National Spherical Torus Experiment Upgrade
(NSTX-U)
In NSTX-U the recovery project
is now 80% complete with the prototyping of the new central magnet fabrication
process ongoing in parallel with the conductor fabrication. The next steps
include installing the new plasma facing components on the casing and the delivery
of the new bundle which is forecasted for 2024.
India
ADITYA-UG
ADITYA-UG
experiments include runaway mitigation by Neon impurity seeding as the Neon
puffing increases the electron density which increases the required Dreicer electric field substantially reducing the runaway
electron energy. Wall cleaning by electron cyclotron resonance sweep was
performed in ADITYA-UG showing potential for localised wall cleaning of plasma
facing components and wall coating with homogenous plasma combined with ion
cyclotron resonant heating. ADITYA-UG studied Argon transport by simulating the
measured emissivity in the visible and ultra-violet range using the code STRAHL,
and intrinsic toroidal rotation of Carbon ions measured by Doppler shift
spectroscopy using a high-resolution multi-track spectrometer.
Steady State
Superconducting Tokamak (SST-1)
SST-1
could not operate in 2023 due to further hardware failures.
Future plans
HL-3 Tokamak
HL-3 tokamak integrated
research plan aims at operating above the current of 2 MA and at ion
temperature of 10 keV in advanced scenarios with heat, particle
and configurations control. The extended research plan foresees the development
of fusion reactor grade plasmas with the triple product n t T > 1020
m-3 keV s for fusion reactor related integration and critical
component tests.
Joint European
Torus (JET)
With
the end of operations in December 2023 and the start of decommissioning from
2024, JET studies focus on laser induced break down spectroscopy and post-mortem
analysis of wall tiles with more focus on Tungsten surfaces.
ASDEX Upgrade
Extension and maintenance work
is ongoing at ASDEX Upgrade with the installation of an upper divertor with two
in-vessel coils and a cryopump for alternative divertor configurations and several
new diagnostics; and neutral beam injection upgrades by changing box I from arc
to radio frequency sources, and box II equipped with variable gaps for the decoupling
of acceleration voltage and power.
Korean
Superconducting Tokamak Advanced Research (KSTAR)

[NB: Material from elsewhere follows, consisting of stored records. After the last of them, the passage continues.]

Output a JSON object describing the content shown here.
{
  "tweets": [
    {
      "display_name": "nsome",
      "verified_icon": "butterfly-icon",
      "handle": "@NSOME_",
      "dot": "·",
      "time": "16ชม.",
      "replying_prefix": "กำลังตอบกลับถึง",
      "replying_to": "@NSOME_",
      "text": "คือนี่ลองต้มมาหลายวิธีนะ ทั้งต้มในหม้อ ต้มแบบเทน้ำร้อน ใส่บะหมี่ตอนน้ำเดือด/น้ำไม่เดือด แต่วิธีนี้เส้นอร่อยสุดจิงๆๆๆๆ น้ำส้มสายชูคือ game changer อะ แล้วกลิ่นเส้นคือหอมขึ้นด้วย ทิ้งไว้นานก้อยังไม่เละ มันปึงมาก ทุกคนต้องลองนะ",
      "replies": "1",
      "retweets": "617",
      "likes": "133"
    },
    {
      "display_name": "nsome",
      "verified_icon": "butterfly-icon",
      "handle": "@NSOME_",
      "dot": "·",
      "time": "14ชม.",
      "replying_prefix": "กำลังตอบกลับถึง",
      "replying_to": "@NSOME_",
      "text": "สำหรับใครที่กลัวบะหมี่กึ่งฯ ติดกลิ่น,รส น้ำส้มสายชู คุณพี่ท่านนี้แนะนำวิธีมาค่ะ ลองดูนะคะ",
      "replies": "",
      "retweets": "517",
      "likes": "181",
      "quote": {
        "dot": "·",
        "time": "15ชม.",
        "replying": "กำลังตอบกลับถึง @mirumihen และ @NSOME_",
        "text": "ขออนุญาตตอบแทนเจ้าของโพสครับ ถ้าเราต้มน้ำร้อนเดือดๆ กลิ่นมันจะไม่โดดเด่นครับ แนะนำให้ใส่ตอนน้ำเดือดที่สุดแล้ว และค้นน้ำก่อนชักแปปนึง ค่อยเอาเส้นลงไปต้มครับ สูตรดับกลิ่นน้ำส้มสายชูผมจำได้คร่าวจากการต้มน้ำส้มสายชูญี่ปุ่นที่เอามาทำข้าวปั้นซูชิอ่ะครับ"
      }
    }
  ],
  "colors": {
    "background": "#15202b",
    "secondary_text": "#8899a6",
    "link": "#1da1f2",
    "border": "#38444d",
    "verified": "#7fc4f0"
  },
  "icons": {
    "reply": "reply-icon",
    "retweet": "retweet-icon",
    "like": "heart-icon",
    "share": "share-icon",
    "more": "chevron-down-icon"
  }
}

The main short-term goals for
the experiments at KSTAR are to reproduce the plasma performance of the Carbon divertor
with the Tungsten divertor and extend the plasma performance to longer pulses. A
major upgrade in 2024 includes the installation of full tungsten plasma facing components.
Doublet III
D-shaped Tokamak (DIII-D)
DIII-D will operate in 2024
during the Spring and Summer with plans to exploit a new divertor and a new
lower hybrid current drive system. The
divertor allows for larger, more strongly shaped plasmas that operate on the
stability boundary for peeling modes, while the lower hybrid system will inject
power from the high field side of the plasma where the edge plasma turbulence
is significantly reduced. Several joint
international task forces will focus on long pulse compatibility with tungsten
walls and high beta poloidal scenarios.